15 novembre 2019
Aggiornato 01:00
L'isola caraibica ha dichiarato il default

Peggio della Grecia, il Puerto Rico. Lo sapevate?

La storia dell’ isola caraibica è paragonabile all’iter che ha portato all’esplosione della crisi greca. Ecco perché

ROMA – Peggio della Grecia il Puerto Rico. Ma nessuno, o quasi, lo sa. Il 28 giugno il governo dell’isola caraibica ha dichiarato il default, dopo aver diffuso un rapporto della Banca Mondiale che preannunciava la bancarotta del suo territorio. Un debito di 72 miliardi di dollari che non sarà ripagato. Ma la notizia non ha generato panico né terrore, perché la crisi greca è una raffinatissima arma di distrazione di massa.
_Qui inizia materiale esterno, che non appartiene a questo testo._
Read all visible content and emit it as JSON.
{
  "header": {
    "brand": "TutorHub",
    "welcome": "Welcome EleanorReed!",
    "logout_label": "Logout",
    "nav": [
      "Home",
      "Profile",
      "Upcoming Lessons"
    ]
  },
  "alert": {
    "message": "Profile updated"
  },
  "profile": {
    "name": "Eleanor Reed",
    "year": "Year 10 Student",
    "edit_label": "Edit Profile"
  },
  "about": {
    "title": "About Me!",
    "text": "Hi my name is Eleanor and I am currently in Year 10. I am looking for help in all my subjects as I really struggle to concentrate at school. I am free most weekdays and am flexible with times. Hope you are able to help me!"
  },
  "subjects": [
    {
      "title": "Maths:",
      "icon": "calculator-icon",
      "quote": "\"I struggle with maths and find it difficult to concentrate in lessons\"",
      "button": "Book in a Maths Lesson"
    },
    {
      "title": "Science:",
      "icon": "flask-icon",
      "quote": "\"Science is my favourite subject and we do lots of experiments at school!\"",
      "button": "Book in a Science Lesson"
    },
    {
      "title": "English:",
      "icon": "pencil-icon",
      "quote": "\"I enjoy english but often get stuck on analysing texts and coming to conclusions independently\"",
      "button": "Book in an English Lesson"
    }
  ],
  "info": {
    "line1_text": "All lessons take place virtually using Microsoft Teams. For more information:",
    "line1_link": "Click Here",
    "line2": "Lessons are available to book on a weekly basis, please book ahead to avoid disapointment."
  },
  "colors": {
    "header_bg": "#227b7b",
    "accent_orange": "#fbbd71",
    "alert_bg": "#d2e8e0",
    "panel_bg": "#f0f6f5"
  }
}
La bancarotta di Puerto Rico
Tutti gli occhi sono puntati su Atene. O, al massimo, prendono in considerazione quello che sta accadendo in quel di Pechino, con le borse asiatiche colate a picco che minacciano di contagiare la finanza internazionale con il virus di una nuova crisi globale. Invece, anche nel mar dei Caraibi, è accaduto qualcosa di molto interessante. Il Puerto Rico ha dichiarato il default, e non poteva scegliere momento migliore. Adesso che l’attenzione è dirottata altrove, i problemi contabili del governatore Alejandro Garcia Padilla vengono considerati marginali nel panorama dell’economia internazionale – scosso da ben altre turbolenze -, e perciò ridimensionati. Ma quanto è accaduto a Puerto Rico deve far riflettere sul fatto che la Grecia non sia l’unico paese al mondo alle prese con un debito eccessivo e non ripagabile.

Come la Grecia
La storia dell’ isola caraibica è paragonabile all’iter che ha portato all’esplosione della crisi greca. Vediamo perché. Fino al 2005 l’economia locale si avvantaggiava della nutrita presenza dei militari statunitensi e delle agevolazioni fiscali che attiravano investimenti americani. Quando, però -  esattamente quindici anni fa -, queste agevolazioni vennero abolite, la produzione locale si ridusse di oltre il 10%. Tuttavia, il denaro proveniente dagli Stati Uniti ha continuato ad affluire sull’isola attratto da titoli finanziari particolarmente vantaggiosi. Questo afflusso di liquidità ha permesso al governo di tenere in piedi un apparato previdenziale generoso tanto quanto costoso, e di spesare un’amministrazione locale inefficiente e corrotta. Una storia che ricorda molto da vicino quella greca.

Cosa farà Washington?
Anche all’ombra del Partenone, infatti, la governance ateniese ha condotto – nello stesso periodo - uno stile di vita ben al di sopra delle sue possibilità, utilizzando la liquidità in eccesso proveniente dalla Germania. Come abbiamo spiegato nel precedente articolo sull’argomento, i tedeschi hanno dirottato i loro soldi su Atene, per mettere a disposizione dei greci il denaro sufficiente affinché questi acquistassero con i loro prestiti i beni tedeschi, sostenendo così l’ipertrofica crescita dell’export teutonico. Nel caso di Puerto Rico, però, la situazione forse è anche peggiore perché il FMI non può intervenire in soccorso del paese: non è infatti uno Stato sovrano. Potrebbe intervenire Washington, dato che l’isola fa parte del suo territorio, ma sembra abbia già chiaramente negato qualsiasi forma di intervento per salvare Puerto Rico dalla bancarotta. Per sapere come andrà a finire bisognerà attendere ancora qualche giorno, ma nel frattempo vale la pena sottolineare che anche l’America deve fare i conti con un default in casa propria. Proprio come l’Europa.